Sécurité

Le terrorisme bientôt mentionné explicitement dans la loi sur les accidents du travail dans le secteur public ?

Fin septembre, le gouvernement a introduit un projet de loi visant à modifier la loi relative aux accidents du travail dans le secteur public. Cet article aborde brièvement les éventuels changements apportés à la loi. Nous reviendrons bien entendu sur la date d’entrée en vigueur de ces modifications. Les modifications proposées sont les suivantes :

1. Élargir le champ d’application de la loi relative aux accidents du travail dans le secteur public aux juridictions administratives flamandes.

2. Qualifier d’accidents du travail les accidents survenus à cause d'un acte de terrorisme pendant l’exercice des fonctions.

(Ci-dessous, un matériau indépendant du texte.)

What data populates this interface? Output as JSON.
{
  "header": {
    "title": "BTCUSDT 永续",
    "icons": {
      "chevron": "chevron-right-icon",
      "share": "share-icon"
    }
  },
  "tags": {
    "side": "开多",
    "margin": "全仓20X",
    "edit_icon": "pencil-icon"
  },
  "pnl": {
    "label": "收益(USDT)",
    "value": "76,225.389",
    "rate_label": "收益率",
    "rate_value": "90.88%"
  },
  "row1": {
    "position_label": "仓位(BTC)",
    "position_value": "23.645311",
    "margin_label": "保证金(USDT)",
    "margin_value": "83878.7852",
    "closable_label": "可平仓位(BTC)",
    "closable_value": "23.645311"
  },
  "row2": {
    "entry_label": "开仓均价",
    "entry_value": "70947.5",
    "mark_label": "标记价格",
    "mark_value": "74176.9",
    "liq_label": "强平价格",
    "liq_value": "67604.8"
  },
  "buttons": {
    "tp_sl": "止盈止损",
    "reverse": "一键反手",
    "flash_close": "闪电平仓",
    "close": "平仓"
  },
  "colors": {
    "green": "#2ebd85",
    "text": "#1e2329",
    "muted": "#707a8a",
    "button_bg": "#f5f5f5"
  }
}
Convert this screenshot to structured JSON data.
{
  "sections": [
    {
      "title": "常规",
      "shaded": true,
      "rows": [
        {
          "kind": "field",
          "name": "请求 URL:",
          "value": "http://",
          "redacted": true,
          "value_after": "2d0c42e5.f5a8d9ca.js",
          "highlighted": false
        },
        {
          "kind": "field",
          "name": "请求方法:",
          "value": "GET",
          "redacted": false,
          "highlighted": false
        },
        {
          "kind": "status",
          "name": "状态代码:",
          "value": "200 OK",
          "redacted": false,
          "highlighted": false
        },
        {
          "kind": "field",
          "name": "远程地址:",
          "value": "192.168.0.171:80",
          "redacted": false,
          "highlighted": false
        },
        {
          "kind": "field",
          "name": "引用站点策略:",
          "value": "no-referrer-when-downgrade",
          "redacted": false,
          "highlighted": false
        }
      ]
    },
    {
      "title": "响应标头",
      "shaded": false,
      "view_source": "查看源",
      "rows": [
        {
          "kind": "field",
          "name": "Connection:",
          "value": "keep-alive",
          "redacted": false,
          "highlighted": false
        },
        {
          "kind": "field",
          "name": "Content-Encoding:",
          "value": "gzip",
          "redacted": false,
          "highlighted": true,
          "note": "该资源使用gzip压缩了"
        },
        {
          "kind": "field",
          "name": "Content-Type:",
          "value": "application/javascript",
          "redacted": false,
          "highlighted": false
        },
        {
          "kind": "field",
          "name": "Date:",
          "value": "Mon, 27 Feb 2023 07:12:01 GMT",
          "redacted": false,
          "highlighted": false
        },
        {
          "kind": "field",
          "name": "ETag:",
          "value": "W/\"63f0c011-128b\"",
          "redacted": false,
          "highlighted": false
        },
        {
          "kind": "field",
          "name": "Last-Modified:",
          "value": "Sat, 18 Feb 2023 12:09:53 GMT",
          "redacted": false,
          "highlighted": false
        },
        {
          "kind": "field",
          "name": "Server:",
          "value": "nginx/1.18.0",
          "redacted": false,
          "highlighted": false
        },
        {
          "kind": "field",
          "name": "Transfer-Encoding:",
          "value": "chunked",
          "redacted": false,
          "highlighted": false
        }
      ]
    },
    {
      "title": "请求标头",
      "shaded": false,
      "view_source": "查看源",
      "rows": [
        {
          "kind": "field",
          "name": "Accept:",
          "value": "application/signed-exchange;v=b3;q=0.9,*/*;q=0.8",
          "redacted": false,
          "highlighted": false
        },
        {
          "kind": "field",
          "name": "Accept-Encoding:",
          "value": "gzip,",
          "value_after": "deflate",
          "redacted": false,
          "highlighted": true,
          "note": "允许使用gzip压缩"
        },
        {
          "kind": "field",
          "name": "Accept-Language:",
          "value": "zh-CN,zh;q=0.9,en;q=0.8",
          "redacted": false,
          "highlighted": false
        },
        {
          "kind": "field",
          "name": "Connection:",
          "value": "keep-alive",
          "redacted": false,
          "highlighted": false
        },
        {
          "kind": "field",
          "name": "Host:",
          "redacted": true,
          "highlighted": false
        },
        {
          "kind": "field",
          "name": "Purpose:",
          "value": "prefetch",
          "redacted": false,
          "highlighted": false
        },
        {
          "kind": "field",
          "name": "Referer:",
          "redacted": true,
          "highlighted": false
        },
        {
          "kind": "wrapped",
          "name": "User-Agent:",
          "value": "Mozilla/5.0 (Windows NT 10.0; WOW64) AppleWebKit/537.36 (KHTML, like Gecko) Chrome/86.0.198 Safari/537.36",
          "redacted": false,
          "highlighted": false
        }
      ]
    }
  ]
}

Même si un fait accidentel survient pendant l’exercice des fonctions, il doit être survenu par le fait de l’exercice des fonctions afin de pouvoir être reconnu comme un accident du travail. L’article 2, alinéa 2 de la loi du 3 juillet 1967 accorde à la victime une présomption selon laquelle un accident survenu durant le cours de l’exercice des fonctions est présumé survenu par le fait de l’exercice des fonctions. Cette présomption vaut jusqu'à preuve du contraire.

Les événements tragiques du 22 mars 2016 nous ont encore rappelé que le Royaume de Belgique n’échappe pas aux actes de terrorisme.

Afin de qualifier explicitement comme accidents du travail ces accidents survenus à cause d’un acte de terrorisme pendant l’exercice des fonctions, la présomption visée à l’alinéa 2 de l’article 2 est élargie.

3. Supprimer l’exigence selon laquelle il doit être formellement mentionné dans la mise en demeure écrite de l’employeur que, si celui-ci néglige de prendre les mesures adéquates, la victime ou l’ayant droit, en cas d’accident éventuel, peut intenter une action en responsabilité civile.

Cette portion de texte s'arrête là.